Scientists wanted to determine the mechanisms that may explain why late eating increases obesity risk. The previous study has shown that late eating is associated with increased obesity risk, increased body fat, and impaired weight loss success. Scientists wanted to understand why.
They studied 16 patients with a body mass index in the overweight or obese range. Every participant completed two lab protocols: one with a strict early meal schedule and the other with the same meals scheduled for around four hours later in the day.
In the lab, participants regularly documented their hunger and appetite, provided frequent small blood samples throughout the day, and measured their body temperature and energy expenditure.
During laboratory testing in both the early and late eating protocols, scientists gave biopsies of adipose tissue from a subset of participants to compare gene expression patterns/levels between these two eating conditions. This allowed them to measure how eating time affected molecular pathways involved in adipogenesis or how the body stores fat.
Results revealed that eating later had profound effects on hunger and the appetite-regulating hormones leptin and ghrelin, which influence our drive to eat. Specifically, levels of the hormone leptin, which signals satiety, were decreased across the 24 hours in the late eating conditions compared to the early eating conditions.
When participants ate later, they also burned calories slower and exhibited adipose tissue gene expression toward increased adipogenesis and decreased lipolysis, which promotes fat growth.
Notably, these findings convey converging physiological and molecular mechanisms underlying the correlation between late eating and increased obesity risk.
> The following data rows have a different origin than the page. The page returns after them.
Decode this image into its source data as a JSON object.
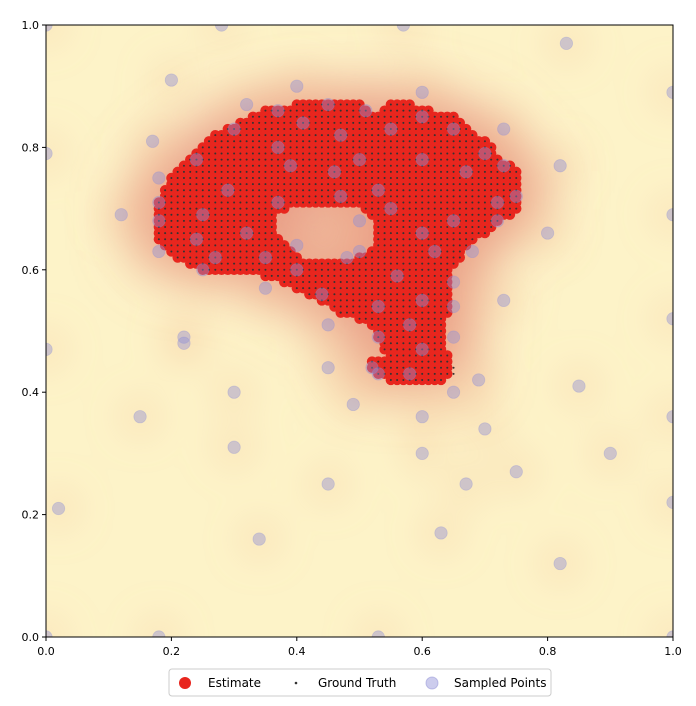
{
  "chart_data": {
    "type": "scatter",
    "title": "",
    "xlabel": "",
    "ylabel": "",
    "xlim": [
      0.0,
      1.0
    ],
    "ylim": [
      0.0,
      1.0
    ],
    "xticks": [
      "0.0",
      "0.2",
      "0.4",
      "0.6",
      "0.8",
      "1.0"
    ],
    "yticks": [
      "0.0",
      "0.2",
      "0.4",
      "0.6",
      "0.8",
      "1.0"
    ],
    "grid": false,
    "legend_position": "bottom-center",
    "background": "heatmap of estimated density (pale yellow low, salmon/pink high)",
    "colors": {
      "estimate": "#e8261e",
      "ground_truth": "#333333",
      "sampled": "#8f8fd6",
      "heat_low": "#fdf3c8",
      "heat_high": "#e07a70"
    },
    "series": [
      {
        "name": "Estimate",
        "marker": "filled-circle",
        "region_rows": [
          {
            "y": 0.87,
            "spans": [
              [
                0.4,
                0.5
              ],
              [
                0.55,
                0.58
              ]
            ]
          },
          {
            "y": 0.86,
            "spans": [
              [
                0.35,
                0.51
              ],
              [
                0.54,
                0.61
              ]
            ]
          },
          {
            "y": 0.85,
            "spans": [
              [
                0.33,
                0.65
              ]
            ]
          },
          {
            "y": 0.84,
            "spans": [
              [
                0.31,
                0.66
              ]
            ]
          },
          {
            "y": 0.83,
            "spans": [
              [
                0.29,
                0.67
              ]
            ]
          },
          {
            "y": 0.82,
            "spans": [
              [
                0.27,
                0.68
              ]
            ]
          },
          {
            "y": 0.81,
            "spans": [
              [
                0.26,
                0.7
              ]
            ]
          },
          {
            "y": 0.8,
            "spans": [
              [
                0.25,
                0.71
              ]
            ]
          },
          {
            "y": 0.79,
            "spans": [
              [
                0.24,
                0.71
              ]
            ]
          },
          {
            "y": 0.78,
            "spans": [
              [
                0.23,
                0.72
              ]
            ]
          },
          {
            "y": 0.77,
            "spans": [
              [
                0.22,
                0.74
              ]
            ]
          },
          {
            "y": 0.76,
            "spans": [
              [
                0.21,
                0.75
              ]
            ]
          },
          {
            "y": 0.75,
            "spans": [
              [
                0.2,
                0.75
              ]
            ]
          },
          {
            "y": 0.74,
            "spans": [
              [
                0.2,
                0.75
              ]
            ]
          },
          {
            "y": 0.73,
            "spans": [
              [
                0.19,
                0.75
              ]
            ]
          },
          {
            "y": 0.72,
            "spans": [
              [
                0.19,
                0.75
              ]
            ]
          },
          {
            "y": 0.71,
            "spans": [
              [
                0.18,
                0.75
              ]
            ]
          },
          {
            "y": 0.7,
            "spans": [
              [
                0.18,
                0.38
              ],
              [
                0.51,
                0.75
              ]
            ]
          },
          {
            "y": 0.69,
            "spans": [
              [
                0.18,
                0.36
              ],
              [
                0.52,
                0.74
              ]
            ]
          },
          {
            "y": 0.68,
            "spans": [
              [
                0.18,
                0.36
              ],
              [
                0.53,
                0.72
              ]
            ]
          },
          {
            "y": 0.67,
            "spans": [
              [
                0.18,
                0.36
              ],
              [
                0.53,
                0.71
              ]
            ]
          },
          {
            "y": 0.66,
            "spans": [
              [
                0.18,
                0.36
              ],
              [
                0.53,
                0.7
              ]
            ]
          },
          {
            "y": 0.65,
            "spans": [
              [
                0.18,
                0.37
              ],
              [
                0.53,
                0.68
              ]
            ]
          },
          {
            "y": 0.64,
            "spans": [
              [
                0.19,
                0.38
              ],
              [
                0.53,
                0.67
              ]
            ]
          },
          {
            "y": 0.63,
            "spans": [
              [
                0.2,
                0.39
              ],
              [
                0.52,
                0.66
              ]
            ]
          },
          {
            "y": 0.62,
            "spans": [
              [
                0.21,
                0.4
              ],
              [
                0.5,
                0.66
              ]
            ]
          },
          {
            "y": 0.61,
            "spans": [
              [
                0.23,
                0.65
              ]
            ]
          },
          {
            "y": 0.6,
            "spans": [
              [
                0.25,
                0.64
              ]
            ]
          },
          {
            "y": 0.59,
            "spans": [
              [
                0.35,
                0.64
              ]
            ]
          },
          {
            "y": 0.58,
            "spans": [
              [
                0.38,
                0.64
              ]
            ]
          },
          {
            "y": 0.57,
            "spans": [
              [
                0.4,
                0.64
              ]
            ]
          },
          {
            "y": 0.56,
            "spans": [
              [
                0.42,
                0.64
              ]
            ]
          },
          {
            "y": 0.55,
            "spans": [
              [
                0.44,
                0.64
              ]
            ]
          },
          {
            "y": 0.54,
            "spans": [
              [
                0.46,
                0.64
              ]
            ]
          },
          {
            "y": 0.53,
            "spans": [
              [
                0.47,
                0.64
              ]
            ]
          },
          {
            "y": 0.52,
            "spans": [
              [
                0.5,
                0.63
              ]
            ]
          },
          {
            "y": 0.51,
            "spans": [
              [
                0.52,
                0.63
              ]
            ]
          },
          {
            "y": 0.5,
            "spans": [
              [
                0.53,
                0.63
              ]
            ]
          },
          {
            "y": 0.49,
            "spans": [
              [
                0.53,
                0.63
              ]
            ]
          },
          {
            "y": 0.48,
            "spans": [
              [
                0.54,
                0.63
              ]
            ]
          },
          {
            "y": 0.47,
            "spans": [
              [
                0.54,
                0.63
              ]
            ]
          },
          {
            "y": 0.46,
            "spans": [
              [
                0.55,
                0.64
              ]
            ]
          },
          {
            "y": 0.45,
            "spans": [
              [
                0.52,
                0.64
              ]
            ]
          },
          {
            "y": 0.44,
            "spans": [
              [
                0.52,
                0.64
              ]
            ]
          },
          {
            "y": 0.43,
            "spans": [
              [
                0.53,
                0.64
              ]
            ]
          },
          {
            "y": 0.42,
            "spans": [
              [
                0.55,
                0.63
              ]
            ]
          }
        ]
      },
      {
        "name": "Ground Truth",
        "marker": "small-dot",
        "same_region_as": "Estimate",
        "extra_points": [
          [
            0.47,
            0.53
          ],
          [
            0.65,
            0.44
          ],
          [
            0.65,
            0.43
          ]
        ]
      },
      {
        "name": "Sampled Points",
        "marker": "translucent-circle",
        "points": [
          [
            0.0,
            1.0
          ],
          [
            0.28,
            1.0
          ],
          [
            0.57,
            1.0
          ],
          [
            0.83,
            0.97
          ],
          [
            1.0,
            0.89
          ],
          [
            0.2,
            0.91
          ],
          [
            0.4,
            0.9
          ],
          [
            0.6,
            0.89
          ],
          [
            0.32,
            0.87
          ],
          [
            0.45,
            0.87
          ],
          [
            0.51,
            0.86
          ],
          [
            0.37,
            0.86
          ],
          [
            0.6,
            0.85
          ],
          [
            0.3,
            0.83
          ],
          [
            0.55,
            0.83
          ],
          [
            0.65,
            0.83
          ],
          [
            0.73,
            0.83
          ],
          [
            0.17,
            0.81
          ],
          [
            0.41,
            0.84
          ],
          [
            0.47,
            0.82
          ],
          [
            0.0,
            0.79
          ],
          [
            0.24,
            0.78
          ],
          [
            0.37,
            0.8
          ],
          [
            0.5,
            0.78
          ],
          [
            0.6,
            0.78
          ],
          [
            0.7,
            0.79
          ],
          [
            0.82,
            0.77
          ],
          [
            0.39,
            0.77
          ],
          [
            0.46,
            0.76
          ],
          [
            0.67,
            0.76
          ],
          [
            0.73,
            0.77
          ],
          [
            0.18,
            0.75
          ],
          [
            0.29,
            0.73
          ],
          [
            0.53,
            0.73
          ],
          [
            0.75,
            0.72
          ],
          [
            0.18,
            0.71
          ],
          [
            0.37,
            0.71
          ],
          [
            0.47,
            0.72
          ],
          [
            0.55,
            0.7
          ],
          [
            0.72,
            0.71
          ],
          [
            0.12,
            0.69
          ],
          [
            0.25,
            0.69
          ],
          [
            0.5,
            0.68
          ],
          [
            0.65,
            0.68
          ],
          [
            0.72,
            0.68
          ],
          [
            1.0,
            0.69
          ],
          [
            0.18,
            0.68
          ],
          [
            0.32,
            0.66
          ],
          [
            0.6,
            0.66
          ],
          [
            0.8,
            0.66
          ],
          [
            0.24,
            0.65
          ],
          [
            0.4,
            0.64
          ],
          [
            0.5,
            0.63
          ],
          [
            0.62,
            0.63
          ],
          [
            0.68,
            0.63
          ],
          [
            0.18,
            0.63
          ],
          [
            0.27,
            0.62
          ],
          [
            0.35,
            0.62
          ],
          [
            0.48,
            0.62
          ],
          [
            0.25,
            0.6
          ],
          [
            0.4,
            0.6
          ],
          [
            0.56,
            0.59
          ],
          [
            0.65,
            0.58
          ],
          [
            0.35,
            0.57
          ],
          [
            0.44,
            0.56
          ],
          [
            0.6,
            0.55
          ],
          [
            0.73,
            0.55
          ],
          [
            0.53,
            0.54
          ],
          [
            0.65,
            0.54
          ],
          [
            1.0,
            0.52
          ],
          [
            0.45,
            0.51
          ],
          [
            0.58,
            0.51
          ],
          [
            0.53,
            0.49
          ],
          [
            0.65,
            0.49
          ],
          [
            0.22,
            0.49
          ],
          [
            0.22,
            0.48
          ],
          [
            0.6,
            0.47
          ],
          [
            0.0,
            0.47
          ],
          [
            0.45,
            0.44
          ],
          [
            0.52,
            0.44
          ],
          [
            0.53,
            0.43
          ],
          [
            0.58,
            0.43
          ],
          [
            0.69,
            0.42
          ],
          [
            0.85,
            0.41
          ],
          [
            0.3,
            0.4
          ],
          [
            0.65,
            0.4
          ],
          [
            0.49,
            0.38
          ],
          [
            0.15,
            0.36
          ],
          [
            0.6,
            0.36
          ],
          [
            1.0,
            0.36
          ],
          [
            0.7,
            0.34
          ],
          [
            0.3,
            0.31
          ],
          [
            0.6,
            0.3
          ],
          [
            0.9,
            0.3
          ],
          [
            0.75,
            0.27
          ],
          [
            0.45,
            0.25
          ],
          [
            0.67,
            0.25
          ],
          [
            0.02,
            0.21
          ],
          [
            1.0,
            0.22
          ],
          [
            0.63,
            0.17
          ],
          [
            0.34,
            0.16
          ],
          [
            0.82,
            0.12
          ],
          [
            0.0,
            0.0
          ],
          [
            0.18,
            0.0
          ],
          [
            0.53,
            0.0
          ],
          [
            1.0,
            0.0
          ]
        ]
      }
    ],
    "legend": [
      "Estimate",
      "Ground Truth",
      "Sampled Points"
    ]
  }
}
First author Nina Vujović, a researcher in the Medical Chronobiology Program, said, “these findings are not only consistent with a large body of research suggesting that eating later may increase one’s likelihood of developing obesity, but they shed new light on how this might occur.”
By using a randomized crossover study, and tightly controlling for behavioral and environmental factors such as physical activity, posture, sleep, and light exposure, scientists detected changes in the different control systems involved in energy balance, a marker of how our bodies use the food we consume.
Through further studies, scientists would like to recruit more women to increase the generalizability of their findings to a broader population.
Frank Scheer, HMS professor of medicine and director of the Medical Chronobiology Program in the Division of Sleep and Circadian Disorders at Brigham and Women’s, said, “This study shows the impact of late versus early eating. Here, we isolated these effects by controlling for confounding variables like caloric intake, physical activity, sleep, and light exposure. Still, in real life, many of these factors may themselves be influenced by meal timing.”